Add this to your Gemfile:

gem 'raq'

Then install it by running Bundler:

$ bundle

Usage

Raq provides a Rack-like api for creating consumers and message middleware by implementing run and use.

However, unlike Rack, Raq does not infer anything about the payload. It exposes the protocol level meta information, and the unmodified payload body directly as arguments to your consumers. Though, you can quickly chain together middleware to satisfy your application.

Consider this example.rb:

require 'raq'

class Echo < Struct.new(:app)
  def call(meta, payload)
    puts "Echo: #{payload}"
    app.call(meta,payload)
  end
end

runner = Raq::Runner.new(ARGV)
server = Raq::Server.new(
  connection: runner.connection_options,
  queues: runner.options[:queue]) do

  use Echo

  run do |meta, payload|
    puts "Acknowledging #{payload}"
    meta.ack

    # Not for long lived processes...
    server.connection.close { EM.stop }
  end
end

server.run

When run like so:

$ ruby example.rb --queue a.queue.with.messages

It will print the payload to stdout a couple times, acknowledge the message, and exit.

Configuration

You can choose to configure Raq with either commandline flags or a configuration file. The configuration file is a simple YAML file. The keys should be the same as the long form commandline flags.

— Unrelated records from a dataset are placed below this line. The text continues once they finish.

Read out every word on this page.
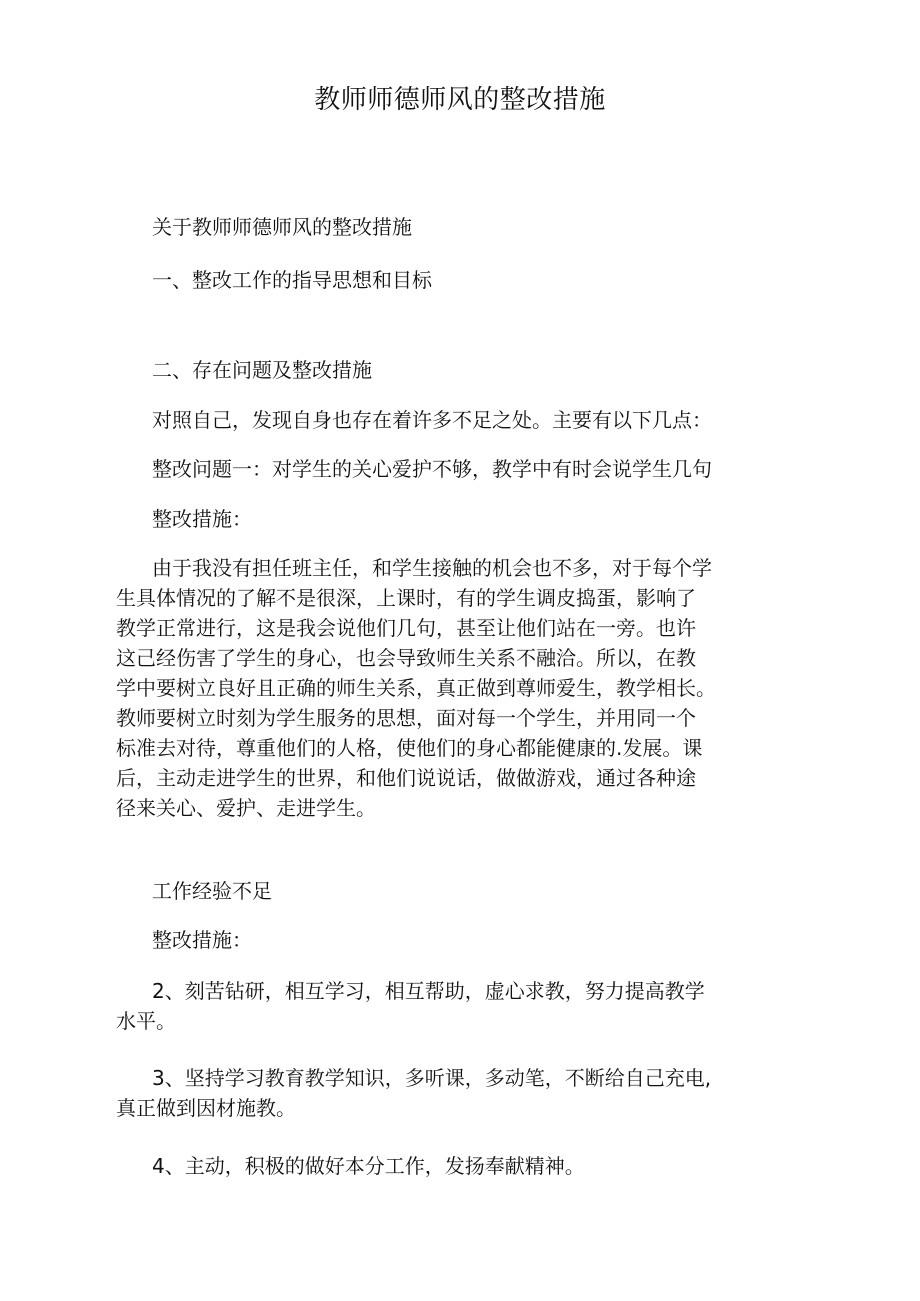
教师师德师风的整改措施
关于教师师德师风的整改措施
一、整改工作的指导思想和目标
二、存在问题及整改措施
对照自己，发现自身也存在着许多不足之处。主要有以下几点：
整改问题一：对学生的关心爱护不够，教学中有时会说学生几句
整改措施：
由于我没有担任班主任，和学生接触的机会也不多，对于每个学
生具体情况的了解不是很深，上课时，有的学生调皮捣蛋，影响了
教学正常进行，这是我会说他们几句，甚至让他们站在一旁。也许
这己经伤害了学生的身心，也会导致师生关系不融洽。所以，在教
学中要树立良好且正确的师生关系，真正做到尊师爱生，教学相长。
教师要树立时刻为学生服务的思想，面对每一个学生，并用同一个
标准去对待，尊重他们的人格，使他们的身心都能健康的.发展。课
后，主动走进学生的世界，和他们说说话，做做游戏，通过各种途
径来关心、爱护、走进学生。
工作经验不足
整改措施：
2、刻苦钻研，相互学习，相互帮助，虚心求教，努力提高教学
水平。
3、坚持学习教育教学知识，多听课，多动笔，不断给自己充电,
真正做到因材施教。
4、主动，积极的做好本分工作，发扬奉献精神。
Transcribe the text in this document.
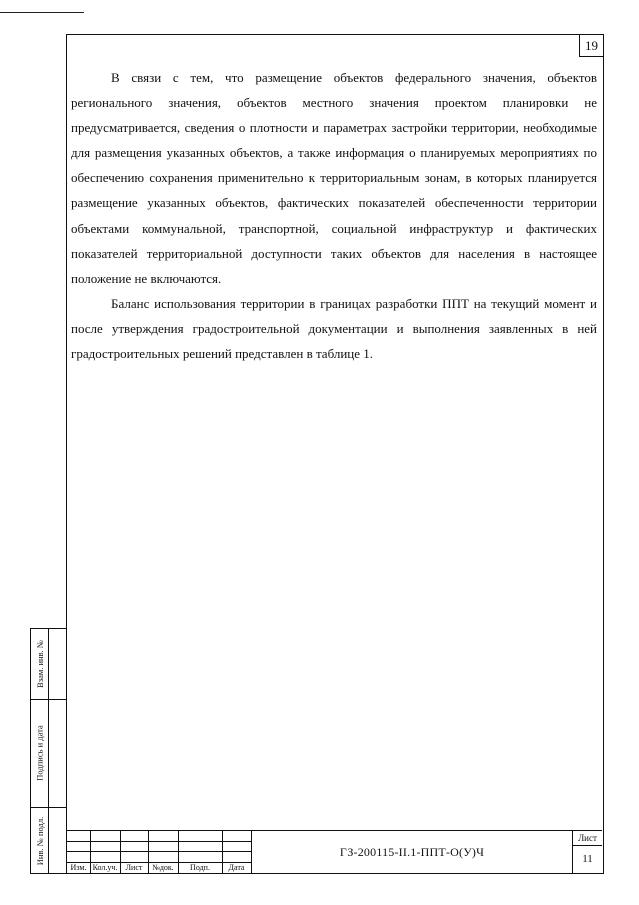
19

В связи с тем, что размещение объектов федерального значения, объектов регионального значения, объектов местного значения проектом планировки не предусматривается, сведения о плотности и параметрах застройки территории, необходимые для размещения указанных объектов, а также информация о планируемых мероприятиях по обеспечению сохранения применительно к территориальным зонам, в которых планируется размещение указанных объектов, фактических показателей обеспеченности территории объектами коммунальной, транспортной, социальной инфраструктур и фактических показателей территориальной доступности таких объектов для населения в настоящее положение не включаются.

Баланс использования территории в границах разработки ППТ на текущий момент и после утверждения градостроительной документации и выполнения заявленных в ней градостроительных решений представлен в таблице 1.

Изм. Кол.уч.	Лист	№док.	Подп.	Дата
ГЗ-200115-II.1-ППТ-О(У)Ч
Лист
11
Взам. инв. №
Подпись и дата
Инв. № подл.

For example, consider this sample.yml:

--
queue: RabbitEmergencyRoom

When you run the above example.rb like so:

$ ruby example.rb --config sample.yml

It will connect to the RabbitEmergencyRoom queue!

Contributing to Raq

  • Check out the latest master to make sure the feature hasn't been implemented or the bug hasn't been fixed yet.
  • Check out the issue tracker to make sure someone already hasn't requested it and/or contributed it.
  • Fork the project.
  • Start a feature/bugfix branch.
  • Commit and push until you are happy with your contribution.
  • Make sure to add tests for it. This is important so I don't break it in a future version unintentionally.
  • Please try not to mess with the Rakefile, version, or history. If you want to have your own version, or is otherwise necessary, that is fine, but please isolate to its own commit so I can cherry-pick around it.